A San Benedetto abbiamo chiesto “in base a quali atti (della Regione Veneto, della Provincia di Venezia) la società accede a tali risorse? Che canone di concessione/derivazione riconosce, in cambio?”.
L’ufficio stampa, dopo averci spiegato che l’azienda della famiglia Zoppas di solito non risponde a questo tipo di domande, ci ha inoltrato una nota della società: “Acqua Minerale San Benedetto in rispetto della legislazione che regolamenta l’imbottigliamento delle bibite (DPR 719 del 19 Maggio 1958), impiega nella preparazione delle bibite sia acqua minerale naturale (dettagliandolo in etichetta), sia acqua potabile”.
La trasparenza si ferma all’etichetta, appunto: ed è solo leggendo quella di alcune bibite in un supermercato che è possibile capire che a Scorzè, nello stabilimento di San Benedetto in provincia di Venezia, vengono imbottigliate anche la Pepsi (per conto di Pepsico Italia) e l’Estathè di Ferrero.
La Regione Veneto, cui rimanda San Benedetto per ogni ulteriore informazione, non risponde.
Grazie alla Provincia di Bergamo, invece, sappiamo qualcosa in più di Sanpellegrino: l’azienda del gruppo Nestlé può sfruttare ben 12 pozzi nel Comune di San Pellegrino Terme (Bg), dove ha sede lo stabilimento che imbottiglia anche l’omonima acqua minerale.
Il volume concesso -fino al 2029- è pari a 3,78 miliardi di litri. “Per l’acqua non minerale, paghiamo come tutte le aziende che utilizzano l’acqua nei propri processi produttivi” spiega ad Ae Prisca Peroni, responsabile delle relazioni esterna di Nestlé Waters in Italia.
La scelta di utilizzare l’una o l’altra, invece, dipende dalle ricette delle bibite e da scelte industriali che la società preferisce non condividere.
Anche perché se questi pozzi fossero riconosciuti come acqua minerale, sfruttarli costerebbe almeno 2,4 milioni di euro.

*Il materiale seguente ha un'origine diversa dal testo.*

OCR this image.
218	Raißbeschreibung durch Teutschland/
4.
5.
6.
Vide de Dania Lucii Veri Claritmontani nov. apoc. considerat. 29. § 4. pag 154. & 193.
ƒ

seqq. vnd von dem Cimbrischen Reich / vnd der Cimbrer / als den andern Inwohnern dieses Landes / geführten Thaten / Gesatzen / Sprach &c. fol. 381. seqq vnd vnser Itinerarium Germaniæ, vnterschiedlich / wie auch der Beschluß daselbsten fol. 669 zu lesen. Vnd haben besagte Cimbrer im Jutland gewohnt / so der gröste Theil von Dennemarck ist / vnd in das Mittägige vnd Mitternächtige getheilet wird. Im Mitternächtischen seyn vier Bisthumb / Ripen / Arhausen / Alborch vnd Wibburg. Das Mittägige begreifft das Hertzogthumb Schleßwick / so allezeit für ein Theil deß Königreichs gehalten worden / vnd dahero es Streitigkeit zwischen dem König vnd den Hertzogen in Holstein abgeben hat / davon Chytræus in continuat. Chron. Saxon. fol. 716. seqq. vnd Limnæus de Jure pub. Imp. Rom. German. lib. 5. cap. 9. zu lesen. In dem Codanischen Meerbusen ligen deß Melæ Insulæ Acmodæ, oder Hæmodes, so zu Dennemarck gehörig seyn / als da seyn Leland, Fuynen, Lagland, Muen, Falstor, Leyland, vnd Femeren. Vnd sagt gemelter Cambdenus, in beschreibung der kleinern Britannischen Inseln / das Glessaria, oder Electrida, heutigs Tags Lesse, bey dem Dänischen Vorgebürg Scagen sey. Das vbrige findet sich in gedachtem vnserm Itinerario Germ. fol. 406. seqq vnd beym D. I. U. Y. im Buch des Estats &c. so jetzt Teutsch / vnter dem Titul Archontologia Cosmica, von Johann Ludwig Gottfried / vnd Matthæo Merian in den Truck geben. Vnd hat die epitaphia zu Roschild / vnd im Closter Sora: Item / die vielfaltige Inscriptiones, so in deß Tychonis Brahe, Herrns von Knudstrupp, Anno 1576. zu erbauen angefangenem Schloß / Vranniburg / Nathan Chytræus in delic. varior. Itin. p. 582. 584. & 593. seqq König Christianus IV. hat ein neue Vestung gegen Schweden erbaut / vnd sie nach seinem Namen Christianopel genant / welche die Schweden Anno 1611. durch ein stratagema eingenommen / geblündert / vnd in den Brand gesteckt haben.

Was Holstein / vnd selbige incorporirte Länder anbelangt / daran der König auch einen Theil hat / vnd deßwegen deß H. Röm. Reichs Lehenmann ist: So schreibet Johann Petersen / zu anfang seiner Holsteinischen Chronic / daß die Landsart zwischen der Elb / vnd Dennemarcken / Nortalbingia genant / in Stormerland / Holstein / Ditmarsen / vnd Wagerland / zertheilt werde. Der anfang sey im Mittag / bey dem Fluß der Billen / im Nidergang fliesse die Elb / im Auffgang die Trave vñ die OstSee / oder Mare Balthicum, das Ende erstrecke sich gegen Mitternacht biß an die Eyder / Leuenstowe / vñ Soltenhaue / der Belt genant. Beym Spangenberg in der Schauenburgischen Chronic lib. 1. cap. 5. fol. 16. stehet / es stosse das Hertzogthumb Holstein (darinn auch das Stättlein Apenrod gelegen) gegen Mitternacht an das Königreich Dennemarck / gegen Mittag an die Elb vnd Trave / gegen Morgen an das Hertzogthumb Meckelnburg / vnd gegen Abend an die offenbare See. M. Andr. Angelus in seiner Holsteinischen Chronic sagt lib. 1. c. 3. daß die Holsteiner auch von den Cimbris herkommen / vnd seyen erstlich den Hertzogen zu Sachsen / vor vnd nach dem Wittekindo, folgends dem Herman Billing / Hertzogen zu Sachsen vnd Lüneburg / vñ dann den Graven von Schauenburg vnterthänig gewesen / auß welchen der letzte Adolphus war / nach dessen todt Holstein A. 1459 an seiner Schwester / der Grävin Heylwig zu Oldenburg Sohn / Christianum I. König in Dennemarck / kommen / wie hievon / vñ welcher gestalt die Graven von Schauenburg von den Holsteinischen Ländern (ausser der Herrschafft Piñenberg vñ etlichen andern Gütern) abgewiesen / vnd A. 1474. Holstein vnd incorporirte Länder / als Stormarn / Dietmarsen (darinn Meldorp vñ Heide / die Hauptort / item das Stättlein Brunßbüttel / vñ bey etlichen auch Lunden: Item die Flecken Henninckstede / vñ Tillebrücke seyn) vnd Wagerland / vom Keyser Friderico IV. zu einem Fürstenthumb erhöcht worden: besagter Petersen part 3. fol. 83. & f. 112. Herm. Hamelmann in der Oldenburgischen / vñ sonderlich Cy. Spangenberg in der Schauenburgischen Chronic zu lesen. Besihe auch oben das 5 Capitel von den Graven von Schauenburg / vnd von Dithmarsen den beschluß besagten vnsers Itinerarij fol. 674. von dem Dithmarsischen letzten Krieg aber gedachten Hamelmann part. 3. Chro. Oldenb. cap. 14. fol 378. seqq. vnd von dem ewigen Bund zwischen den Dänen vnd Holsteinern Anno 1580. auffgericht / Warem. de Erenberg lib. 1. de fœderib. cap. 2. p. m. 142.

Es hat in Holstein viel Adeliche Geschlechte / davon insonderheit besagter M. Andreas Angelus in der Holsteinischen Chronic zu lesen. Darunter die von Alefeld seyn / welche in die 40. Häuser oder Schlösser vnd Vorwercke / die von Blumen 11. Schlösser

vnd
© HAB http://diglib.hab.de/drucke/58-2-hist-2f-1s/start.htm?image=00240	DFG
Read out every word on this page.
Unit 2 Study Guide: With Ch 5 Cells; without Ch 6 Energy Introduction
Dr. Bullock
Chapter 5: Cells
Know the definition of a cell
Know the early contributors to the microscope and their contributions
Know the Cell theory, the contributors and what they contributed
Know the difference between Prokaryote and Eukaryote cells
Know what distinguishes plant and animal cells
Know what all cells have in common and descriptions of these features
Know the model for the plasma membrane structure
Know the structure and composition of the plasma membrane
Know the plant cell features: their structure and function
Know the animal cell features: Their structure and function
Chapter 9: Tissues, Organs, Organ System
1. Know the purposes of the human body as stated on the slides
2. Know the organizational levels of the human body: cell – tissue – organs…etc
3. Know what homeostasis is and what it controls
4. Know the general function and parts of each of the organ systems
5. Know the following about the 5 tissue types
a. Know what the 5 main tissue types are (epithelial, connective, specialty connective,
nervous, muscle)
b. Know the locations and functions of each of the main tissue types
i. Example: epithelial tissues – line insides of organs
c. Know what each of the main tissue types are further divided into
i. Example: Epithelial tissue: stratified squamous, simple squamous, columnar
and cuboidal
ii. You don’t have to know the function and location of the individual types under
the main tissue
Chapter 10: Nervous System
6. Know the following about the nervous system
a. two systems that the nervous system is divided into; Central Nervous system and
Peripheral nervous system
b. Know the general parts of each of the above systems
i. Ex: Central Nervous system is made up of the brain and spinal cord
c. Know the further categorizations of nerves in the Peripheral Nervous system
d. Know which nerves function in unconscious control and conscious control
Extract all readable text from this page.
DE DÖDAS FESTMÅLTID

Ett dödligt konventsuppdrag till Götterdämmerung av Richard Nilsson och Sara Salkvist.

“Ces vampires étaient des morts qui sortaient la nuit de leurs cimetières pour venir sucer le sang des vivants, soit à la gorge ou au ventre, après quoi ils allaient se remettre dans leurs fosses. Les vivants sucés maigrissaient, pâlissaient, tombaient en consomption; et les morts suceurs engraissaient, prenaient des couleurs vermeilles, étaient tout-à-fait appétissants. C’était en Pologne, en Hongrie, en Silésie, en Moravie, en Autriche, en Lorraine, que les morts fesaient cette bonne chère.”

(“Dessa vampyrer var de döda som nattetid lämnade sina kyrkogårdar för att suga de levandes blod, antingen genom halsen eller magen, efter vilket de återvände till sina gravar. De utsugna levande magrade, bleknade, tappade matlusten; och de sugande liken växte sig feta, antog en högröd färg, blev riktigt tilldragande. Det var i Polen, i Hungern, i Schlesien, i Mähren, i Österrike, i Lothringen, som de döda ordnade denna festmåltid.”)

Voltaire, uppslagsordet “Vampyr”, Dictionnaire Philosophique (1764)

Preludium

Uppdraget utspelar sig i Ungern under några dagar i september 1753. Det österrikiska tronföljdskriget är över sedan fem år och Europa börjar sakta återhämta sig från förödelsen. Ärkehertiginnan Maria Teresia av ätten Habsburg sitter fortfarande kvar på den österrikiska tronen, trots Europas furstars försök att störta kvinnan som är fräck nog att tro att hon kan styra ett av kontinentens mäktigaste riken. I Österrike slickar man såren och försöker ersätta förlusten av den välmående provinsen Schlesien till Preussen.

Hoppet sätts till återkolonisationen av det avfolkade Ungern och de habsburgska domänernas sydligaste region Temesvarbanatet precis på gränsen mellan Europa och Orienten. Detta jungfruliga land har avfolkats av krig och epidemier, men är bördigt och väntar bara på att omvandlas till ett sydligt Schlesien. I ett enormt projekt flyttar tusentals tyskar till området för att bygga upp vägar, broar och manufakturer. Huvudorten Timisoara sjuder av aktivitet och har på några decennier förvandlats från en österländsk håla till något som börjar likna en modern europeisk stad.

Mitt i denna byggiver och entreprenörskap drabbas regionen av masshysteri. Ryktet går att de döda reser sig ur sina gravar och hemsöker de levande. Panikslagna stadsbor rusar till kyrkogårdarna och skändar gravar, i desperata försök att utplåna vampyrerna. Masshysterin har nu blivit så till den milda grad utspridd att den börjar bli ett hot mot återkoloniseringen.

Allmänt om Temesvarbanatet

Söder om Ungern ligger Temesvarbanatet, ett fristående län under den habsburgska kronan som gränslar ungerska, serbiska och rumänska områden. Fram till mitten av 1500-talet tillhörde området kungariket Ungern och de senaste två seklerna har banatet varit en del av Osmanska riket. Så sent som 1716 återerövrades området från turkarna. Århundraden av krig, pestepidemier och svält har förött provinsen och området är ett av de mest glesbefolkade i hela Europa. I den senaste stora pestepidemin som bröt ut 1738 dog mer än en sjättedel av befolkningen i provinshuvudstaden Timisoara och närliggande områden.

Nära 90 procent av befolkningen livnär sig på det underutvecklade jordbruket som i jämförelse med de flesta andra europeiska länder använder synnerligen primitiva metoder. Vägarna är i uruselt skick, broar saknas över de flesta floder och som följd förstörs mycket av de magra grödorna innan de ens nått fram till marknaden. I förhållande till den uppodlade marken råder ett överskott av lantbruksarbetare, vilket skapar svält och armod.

E non poco più di 20mila. Attualmente, è in corso la procedura di rinnovo, in variante, per il pozzo numero 13: altri 630 milioni di litri, al costo di 3.400 euro all’anno.
Per una questione di costi, insomma, è importante che le acqua di pozzo non vengano riconosciute come minerali. Ce lo ha spiegato l’ufficio stampa di Coca-Cola: l’azienda utilizza “acque estratte da falda, che potrebbero essere classificate come acque minerali poiché ne presentano tutte le caratteristiche (protezione del bacino, costanza dei parametri…) ma non ne sente la necessità in quanto vengono poi sottoposte ad un trattamento di ulteriore purificazione in contrasto con il concetto stesso di acqua minerale, che non può subire trattamenti di alcun genere”.
Il corsivo è nostro, e va incrociato con un altro dato: il fatturato del settore bibite -gassate, i tè freddi, gli sport and energy drinks– supera del 29 per cento quello dell’industria delle minerali (che era di 2,24 miliardi, nello stesso anno), che però distribuisce 12,35 miliardi di litri di prodotto, quattro volte tanto. —
Coca-Cola cresce
Coca-Cola Hbc Italia cresce: a dispetto dei bilanci in rosso (nel 2010 e nel 2011), la società punta ad aumentare la capacità produttiva, scavando e sfruttando un nuovo pozzo nello stabilimento di Nogara (in provincia di Verona), “ad uso industriale, potabile, antincendio” per una portata media di 15 litri al secondo d’acqua.
L’avviso del Genio civile di Verona è stato pubblicato il 7 giugno sul bollettino della Regione Veneto. Secondo le stime di Altreconomia, col nuovo pozzo Coca-Cola avrà a Nogara una “capacità” ulteriore di 473.353.890 litri d’acqua, che andrebbe ad aggiungersi ai 976.332.000 litri dei primi tre pozzi e ai 394.008.613 litri del quarto (stimati da Altreconomia). Per quanto riguarda i canoni, invece, oggi la Regione Veneto incassa -lo abbiamo scritto su Ae 150- 13.406 euro, cui si aggiungerebbero (sempre secondo le nostre stime) 4.631 euro.